On the Spot: Natalie Zemon Davis
‘I’d like to meet the 16th-century Leo Africanus’
Why are you a historian of the early modern period?
I like the interchange between new religious and social forms and traditional ones; and the expansion of contact between European and non-Europeans.
What’s the most important lesson history has taught you?
Never give up hope. No matter how violent the times, there were always those who sought to bring remedy and tell stories for those who came after them.
Which history book has had the greatest influence on you?
Marc Bloch’s Société féodale, but I’ve read many good ones since.
What book in your field should everyone read?
The Essais of Montaigne.
Which moment would you most like to go back to?
It would be interesting to sense the excitement in 1789, when the Estates General turned itself into the National Assembly.
Which historian has had the greatest influence on you?
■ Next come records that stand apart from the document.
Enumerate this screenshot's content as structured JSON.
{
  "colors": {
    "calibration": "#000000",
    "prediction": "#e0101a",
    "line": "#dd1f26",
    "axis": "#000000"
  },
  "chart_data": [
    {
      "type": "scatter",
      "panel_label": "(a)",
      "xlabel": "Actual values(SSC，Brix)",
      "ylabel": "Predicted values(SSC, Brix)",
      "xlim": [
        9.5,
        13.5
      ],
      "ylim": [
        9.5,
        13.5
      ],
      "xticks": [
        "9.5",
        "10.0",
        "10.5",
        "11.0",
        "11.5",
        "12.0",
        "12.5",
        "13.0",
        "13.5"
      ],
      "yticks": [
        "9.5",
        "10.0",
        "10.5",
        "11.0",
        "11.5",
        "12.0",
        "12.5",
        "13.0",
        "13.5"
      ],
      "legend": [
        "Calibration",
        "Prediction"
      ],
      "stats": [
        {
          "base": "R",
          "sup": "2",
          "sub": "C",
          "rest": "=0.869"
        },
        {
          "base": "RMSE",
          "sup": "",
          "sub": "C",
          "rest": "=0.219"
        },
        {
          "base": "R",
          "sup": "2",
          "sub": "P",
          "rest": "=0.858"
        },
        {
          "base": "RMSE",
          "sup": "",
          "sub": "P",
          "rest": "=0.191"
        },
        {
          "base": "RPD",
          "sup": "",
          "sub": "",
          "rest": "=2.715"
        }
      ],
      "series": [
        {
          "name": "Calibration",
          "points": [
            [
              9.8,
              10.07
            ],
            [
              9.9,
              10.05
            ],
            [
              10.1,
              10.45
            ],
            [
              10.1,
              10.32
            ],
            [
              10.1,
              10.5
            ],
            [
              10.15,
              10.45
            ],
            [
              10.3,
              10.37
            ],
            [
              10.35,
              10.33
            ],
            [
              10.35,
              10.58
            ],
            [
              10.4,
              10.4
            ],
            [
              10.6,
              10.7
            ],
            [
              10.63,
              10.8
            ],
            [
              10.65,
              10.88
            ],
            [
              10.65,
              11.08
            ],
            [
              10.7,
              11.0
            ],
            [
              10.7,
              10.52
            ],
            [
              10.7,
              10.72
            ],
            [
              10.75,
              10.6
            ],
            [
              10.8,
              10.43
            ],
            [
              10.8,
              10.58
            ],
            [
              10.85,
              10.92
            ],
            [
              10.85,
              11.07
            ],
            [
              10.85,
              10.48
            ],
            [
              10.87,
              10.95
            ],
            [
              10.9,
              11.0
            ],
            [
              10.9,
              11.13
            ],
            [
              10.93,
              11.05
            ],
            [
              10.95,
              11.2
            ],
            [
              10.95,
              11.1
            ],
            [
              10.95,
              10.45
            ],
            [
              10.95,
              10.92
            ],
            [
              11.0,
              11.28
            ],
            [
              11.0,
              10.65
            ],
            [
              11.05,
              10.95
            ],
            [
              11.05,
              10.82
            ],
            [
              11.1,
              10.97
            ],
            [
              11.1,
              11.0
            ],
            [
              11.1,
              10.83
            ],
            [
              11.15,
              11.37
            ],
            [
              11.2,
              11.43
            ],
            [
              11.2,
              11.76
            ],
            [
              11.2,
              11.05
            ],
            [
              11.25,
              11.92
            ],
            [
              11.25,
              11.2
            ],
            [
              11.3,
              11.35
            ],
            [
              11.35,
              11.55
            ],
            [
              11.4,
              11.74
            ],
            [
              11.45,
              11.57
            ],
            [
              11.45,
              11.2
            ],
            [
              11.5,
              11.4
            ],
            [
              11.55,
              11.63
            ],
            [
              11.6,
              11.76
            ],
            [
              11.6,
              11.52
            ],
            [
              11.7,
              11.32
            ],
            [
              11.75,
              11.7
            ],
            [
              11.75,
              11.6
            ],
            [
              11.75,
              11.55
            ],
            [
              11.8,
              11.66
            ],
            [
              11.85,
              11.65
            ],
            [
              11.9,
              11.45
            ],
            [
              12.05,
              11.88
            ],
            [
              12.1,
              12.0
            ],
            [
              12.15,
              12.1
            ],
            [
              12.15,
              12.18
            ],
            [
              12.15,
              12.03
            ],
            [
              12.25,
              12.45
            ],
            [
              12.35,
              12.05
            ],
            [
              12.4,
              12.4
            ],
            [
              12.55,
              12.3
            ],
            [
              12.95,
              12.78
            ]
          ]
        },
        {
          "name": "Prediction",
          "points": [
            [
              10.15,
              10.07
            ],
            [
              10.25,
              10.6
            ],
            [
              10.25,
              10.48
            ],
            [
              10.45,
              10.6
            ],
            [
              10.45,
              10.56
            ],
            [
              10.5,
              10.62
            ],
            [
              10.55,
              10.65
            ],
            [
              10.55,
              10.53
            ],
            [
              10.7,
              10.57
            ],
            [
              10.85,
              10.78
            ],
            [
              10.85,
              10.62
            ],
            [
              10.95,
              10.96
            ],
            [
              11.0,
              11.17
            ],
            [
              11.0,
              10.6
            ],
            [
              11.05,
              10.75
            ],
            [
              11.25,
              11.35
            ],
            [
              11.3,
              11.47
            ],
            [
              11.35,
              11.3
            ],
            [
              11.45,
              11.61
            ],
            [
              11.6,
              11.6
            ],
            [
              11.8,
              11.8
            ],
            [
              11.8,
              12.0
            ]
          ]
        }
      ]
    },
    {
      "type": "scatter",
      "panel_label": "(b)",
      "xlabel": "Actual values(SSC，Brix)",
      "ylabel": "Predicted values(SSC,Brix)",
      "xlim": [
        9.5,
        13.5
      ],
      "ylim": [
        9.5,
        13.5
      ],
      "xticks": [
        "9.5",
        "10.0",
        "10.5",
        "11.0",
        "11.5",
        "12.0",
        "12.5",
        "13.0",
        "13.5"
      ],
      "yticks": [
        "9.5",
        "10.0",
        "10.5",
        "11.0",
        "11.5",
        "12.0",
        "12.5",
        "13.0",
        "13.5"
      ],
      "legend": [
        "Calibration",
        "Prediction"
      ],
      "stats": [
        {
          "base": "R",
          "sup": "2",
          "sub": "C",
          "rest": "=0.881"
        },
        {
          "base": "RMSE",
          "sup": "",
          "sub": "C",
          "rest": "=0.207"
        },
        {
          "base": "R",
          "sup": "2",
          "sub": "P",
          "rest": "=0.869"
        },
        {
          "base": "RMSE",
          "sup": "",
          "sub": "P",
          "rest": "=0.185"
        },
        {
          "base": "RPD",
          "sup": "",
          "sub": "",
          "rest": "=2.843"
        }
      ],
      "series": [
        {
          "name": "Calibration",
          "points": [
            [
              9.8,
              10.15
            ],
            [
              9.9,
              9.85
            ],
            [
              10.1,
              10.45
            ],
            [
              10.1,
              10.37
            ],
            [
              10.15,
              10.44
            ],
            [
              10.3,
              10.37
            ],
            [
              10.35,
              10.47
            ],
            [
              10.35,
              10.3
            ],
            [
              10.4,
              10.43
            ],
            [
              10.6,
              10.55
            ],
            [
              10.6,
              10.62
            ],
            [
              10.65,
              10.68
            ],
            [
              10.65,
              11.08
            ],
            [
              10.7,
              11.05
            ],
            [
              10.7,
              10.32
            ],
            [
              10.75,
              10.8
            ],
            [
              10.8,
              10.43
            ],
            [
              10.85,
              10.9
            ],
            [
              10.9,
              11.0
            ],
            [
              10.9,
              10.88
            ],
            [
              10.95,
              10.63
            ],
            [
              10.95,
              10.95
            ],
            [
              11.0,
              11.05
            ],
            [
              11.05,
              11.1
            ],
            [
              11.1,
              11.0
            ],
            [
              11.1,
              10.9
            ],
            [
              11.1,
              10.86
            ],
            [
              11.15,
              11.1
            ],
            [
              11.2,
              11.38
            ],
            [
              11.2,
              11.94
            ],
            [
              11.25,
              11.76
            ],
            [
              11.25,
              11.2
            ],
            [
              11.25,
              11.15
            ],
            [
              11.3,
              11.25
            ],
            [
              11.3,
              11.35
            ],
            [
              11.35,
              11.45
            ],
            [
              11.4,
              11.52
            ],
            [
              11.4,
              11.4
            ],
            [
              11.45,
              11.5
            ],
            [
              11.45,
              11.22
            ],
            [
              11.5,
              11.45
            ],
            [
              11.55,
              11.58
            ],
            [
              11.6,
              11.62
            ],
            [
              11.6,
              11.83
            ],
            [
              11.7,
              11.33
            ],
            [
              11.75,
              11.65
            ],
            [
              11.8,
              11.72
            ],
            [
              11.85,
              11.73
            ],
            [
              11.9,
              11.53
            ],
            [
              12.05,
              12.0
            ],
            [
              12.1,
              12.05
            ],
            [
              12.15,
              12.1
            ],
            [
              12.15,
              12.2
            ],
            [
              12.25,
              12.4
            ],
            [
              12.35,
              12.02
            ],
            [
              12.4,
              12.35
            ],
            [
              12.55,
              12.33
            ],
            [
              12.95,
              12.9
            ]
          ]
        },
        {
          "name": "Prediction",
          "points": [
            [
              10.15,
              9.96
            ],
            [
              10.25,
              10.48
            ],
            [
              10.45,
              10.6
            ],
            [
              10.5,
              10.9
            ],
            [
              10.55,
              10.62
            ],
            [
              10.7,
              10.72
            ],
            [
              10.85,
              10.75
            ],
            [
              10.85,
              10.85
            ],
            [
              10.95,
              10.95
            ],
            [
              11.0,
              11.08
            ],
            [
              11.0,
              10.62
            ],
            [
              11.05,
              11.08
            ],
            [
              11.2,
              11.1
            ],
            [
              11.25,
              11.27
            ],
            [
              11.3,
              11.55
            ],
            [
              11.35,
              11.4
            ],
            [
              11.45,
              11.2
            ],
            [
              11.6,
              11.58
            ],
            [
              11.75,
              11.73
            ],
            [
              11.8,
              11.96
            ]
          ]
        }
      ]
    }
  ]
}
The most important influences on me are anthropologists like Clifford Geertz and Victor Turner and literary scholars like Mikhail Bakhtin.
Which person in history would you most like to have met?
I’d like to meet the 16th-century Leo Africanus, to see if I’ve got his thoughts right on theatre.
How many languages do you have?
French, Latin and German.
What’s the most exciting field in history today?
The history of slavery, the history of gender, the senses and the history of the book.
Which genre of history do you like least?
Any field or type of history can be interesting if it’s done well.
What historical topic have you changed your mind on?
Early on, I dropped the notion of historical ‘stages’ and instead looked at societies and their changes ethnographically.
Is there a major historical text you have not read?
Eric Hobsbawm’s The Age of Extremes.
What’s your favourite archive?
The Archives municipales de Lyon, in its beautiful old setting.
What’s the best museum?
The Royal Ontario Museum.
Normans or Anglo-Saxons?
Why should one choose?
Rome or Athens?
Both were imperial slave societies, both great centres of culture. I’m not choosing.
Braudel or Gibbon?
I’d rather compare them.
Michelangelo or Frida Kahlo?
Both are high on my list, but Michelangelo is part of the world I am now writing about.
What is the most common misconception about your field?
It concerns the overuse of the term ‘Renaissance’.
What will future generations judge us most harshly for?
Failing to deal sufficiently with the issues of climate and global warming.
Natalie Zemon Davis is Adjunct Professor of History and Anthropology and Professor of Medieval Studies at the University of Toronto. Her many books include Society and Culture in Early Modern France (Stanford, 1975); The Return of Martin Guerre (Harvard, 1983); Women on the Margins: Three Seventeenth-Century Lives (Harvard, 1995); and The Gift in Sixteenth-Century France (University of Wisconsin, 2000).